There was no commercial support for either study. Funding for both came from an academic centre or charitable funds.

Key results

Neither included study reported our preferred primary outcome, which was a disability score.

After 12 weeks, in the trial of prednisone compared to no treatment, 12 of 19 participants on prednisone improved compared with five of 16 participants not on prednisone, based on measurement of disease severity by neurologists. Thus, improvement was about twice as common with prednisone. The small numbers in the trial and its limitations meant that even with this difference we are very uncertain about the size of any effect of prednisone. The trial authors did not report side effects in detail, but one person who received prednisone died. Corticosteroids are commonly used for CIDP in practice, based on favourable reports from non-randomised studies. Corticosteroids are well known to cause side effects, especially when people take large doses for a long time.

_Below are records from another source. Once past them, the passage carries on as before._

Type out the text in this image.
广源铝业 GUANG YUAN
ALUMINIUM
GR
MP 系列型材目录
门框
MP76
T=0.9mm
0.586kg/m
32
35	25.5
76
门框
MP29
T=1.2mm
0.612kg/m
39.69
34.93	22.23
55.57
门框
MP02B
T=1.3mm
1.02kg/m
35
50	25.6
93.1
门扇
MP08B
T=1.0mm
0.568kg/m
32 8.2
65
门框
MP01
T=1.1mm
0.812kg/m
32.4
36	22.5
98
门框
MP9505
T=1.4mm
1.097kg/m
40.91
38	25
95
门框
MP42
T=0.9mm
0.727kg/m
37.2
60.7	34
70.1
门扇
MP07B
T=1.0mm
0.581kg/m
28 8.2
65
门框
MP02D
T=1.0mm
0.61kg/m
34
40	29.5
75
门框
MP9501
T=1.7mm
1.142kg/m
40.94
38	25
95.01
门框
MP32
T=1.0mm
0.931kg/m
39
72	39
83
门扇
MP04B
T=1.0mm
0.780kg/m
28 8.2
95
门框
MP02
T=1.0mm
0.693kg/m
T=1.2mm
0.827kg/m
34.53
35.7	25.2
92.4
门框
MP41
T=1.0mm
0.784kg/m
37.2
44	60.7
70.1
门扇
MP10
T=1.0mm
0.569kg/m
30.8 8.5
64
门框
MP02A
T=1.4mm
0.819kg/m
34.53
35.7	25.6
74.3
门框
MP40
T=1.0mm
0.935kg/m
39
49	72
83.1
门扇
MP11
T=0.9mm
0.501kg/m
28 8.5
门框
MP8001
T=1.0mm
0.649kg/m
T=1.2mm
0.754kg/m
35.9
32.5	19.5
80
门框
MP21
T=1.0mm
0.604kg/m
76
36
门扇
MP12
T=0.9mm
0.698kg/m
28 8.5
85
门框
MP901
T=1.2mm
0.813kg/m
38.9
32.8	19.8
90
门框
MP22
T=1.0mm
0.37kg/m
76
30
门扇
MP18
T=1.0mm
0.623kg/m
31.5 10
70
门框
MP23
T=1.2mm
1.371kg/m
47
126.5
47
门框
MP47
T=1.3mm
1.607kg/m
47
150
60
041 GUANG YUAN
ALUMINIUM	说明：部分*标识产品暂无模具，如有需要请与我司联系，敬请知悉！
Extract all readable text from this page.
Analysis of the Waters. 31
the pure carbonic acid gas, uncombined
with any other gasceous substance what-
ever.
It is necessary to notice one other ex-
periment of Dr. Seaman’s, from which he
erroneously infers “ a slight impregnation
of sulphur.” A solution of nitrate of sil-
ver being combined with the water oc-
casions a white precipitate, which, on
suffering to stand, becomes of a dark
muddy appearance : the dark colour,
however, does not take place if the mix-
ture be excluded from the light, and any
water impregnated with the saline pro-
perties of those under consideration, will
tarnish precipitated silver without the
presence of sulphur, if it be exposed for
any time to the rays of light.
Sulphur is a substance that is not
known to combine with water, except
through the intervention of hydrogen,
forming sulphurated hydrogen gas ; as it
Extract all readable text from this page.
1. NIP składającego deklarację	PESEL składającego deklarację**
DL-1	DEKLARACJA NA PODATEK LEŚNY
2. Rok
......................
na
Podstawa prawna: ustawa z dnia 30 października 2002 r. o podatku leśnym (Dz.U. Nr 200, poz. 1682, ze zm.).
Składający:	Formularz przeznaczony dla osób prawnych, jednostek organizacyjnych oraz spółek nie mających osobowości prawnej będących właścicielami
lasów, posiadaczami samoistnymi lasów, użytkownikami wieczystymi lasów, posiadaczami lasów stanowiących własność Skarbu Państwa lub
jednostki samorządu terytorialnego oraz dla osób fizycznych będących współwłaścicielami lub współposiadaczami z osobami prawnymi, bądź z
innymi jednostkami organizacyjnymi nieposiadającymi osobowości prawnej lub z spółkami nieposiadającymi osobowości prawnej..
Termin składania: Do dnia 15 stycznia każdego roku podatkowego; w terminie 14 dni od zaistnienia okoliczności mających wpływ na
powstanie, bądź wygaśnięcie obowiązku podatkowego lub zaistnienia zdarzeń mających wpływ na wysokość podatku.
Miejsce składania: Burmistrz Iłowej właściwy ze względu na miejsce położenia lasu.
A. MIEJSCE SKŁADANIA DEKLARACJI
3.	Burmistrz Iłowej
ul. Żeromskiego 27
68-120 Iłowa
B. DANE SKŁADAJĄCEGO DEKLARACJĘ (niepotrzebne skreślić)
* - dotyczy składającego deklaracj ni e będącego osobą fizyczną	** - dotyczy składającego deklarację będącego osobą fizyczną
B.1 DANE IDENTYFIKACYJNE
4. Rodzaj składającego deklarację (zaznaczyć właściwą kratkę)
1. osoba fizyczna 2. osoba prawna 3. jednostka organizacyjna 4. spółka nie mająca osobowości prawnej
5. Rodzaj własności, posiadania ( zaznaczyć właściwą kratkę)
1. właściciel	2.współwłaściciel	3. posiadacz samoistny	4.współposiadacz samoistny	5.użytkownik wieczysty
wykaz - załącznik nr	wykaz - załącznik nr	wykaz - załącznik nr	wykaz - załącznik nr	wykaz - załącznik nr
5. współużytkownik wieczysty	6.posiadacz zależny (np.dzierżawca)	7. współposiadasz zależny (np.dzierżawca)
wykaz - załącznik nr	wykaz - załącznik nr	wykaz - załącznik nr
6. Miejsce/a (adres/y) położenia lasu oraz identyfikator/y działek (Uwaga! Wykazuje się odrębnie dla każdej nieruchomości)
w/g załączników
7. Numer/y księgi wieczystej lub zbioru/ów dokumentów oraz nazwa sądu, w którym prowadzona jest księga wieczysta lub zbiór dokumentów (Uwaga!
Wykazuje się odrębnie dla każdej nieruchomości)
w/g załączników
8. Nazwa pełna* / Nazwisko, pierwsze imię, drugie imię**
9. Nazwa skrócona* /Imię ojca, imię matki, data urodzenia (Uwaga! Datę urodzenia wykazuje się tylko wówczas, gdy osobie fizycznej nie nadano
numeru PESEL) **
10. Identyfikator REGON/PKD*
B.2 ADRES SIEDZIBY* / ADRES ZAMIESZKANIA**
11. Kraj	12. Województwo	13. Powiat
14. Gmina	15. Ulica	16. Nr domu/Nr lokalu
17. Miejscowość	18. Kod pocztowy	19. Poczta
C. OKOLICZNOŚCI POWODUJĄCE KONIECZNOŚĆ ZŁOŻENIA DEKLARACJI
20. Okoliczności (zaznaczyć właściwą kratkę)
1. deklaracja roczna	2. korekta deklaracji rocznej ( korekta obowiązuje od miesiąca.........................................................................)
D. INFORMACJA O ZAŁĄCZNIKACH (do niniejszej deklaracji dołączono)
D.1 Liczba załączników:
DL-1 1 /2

In the RCT comparing two corticosteroid regimens, 10 of 24 people on monthly dexamethasone and six of 16 people on daily prednisolone were well and off treatment after a year, which indicates effects that are probably similar. Changes in grip strength and scores of muscle strength were also probably similar between the treatment groups. Monthly dexamethasone and daily prednisolone had similar side effects to one another, except that with high-dose monthly dexamethasone, sleeplessness may be less common and a moon-shaped facial appearance is probably less common.

Quality of the evidence

The benefit and harm from prednisone in CIDP is uncertain. The quality of evidence is very low because only one small randomised trial with a high risk of bias is available.

Monthly dexamethasone and daily prednisolone may be of similar benefit in CIDP, but monthly dexamethasone may have fewer side effects.


The evidence is up to date to 8 November 2016.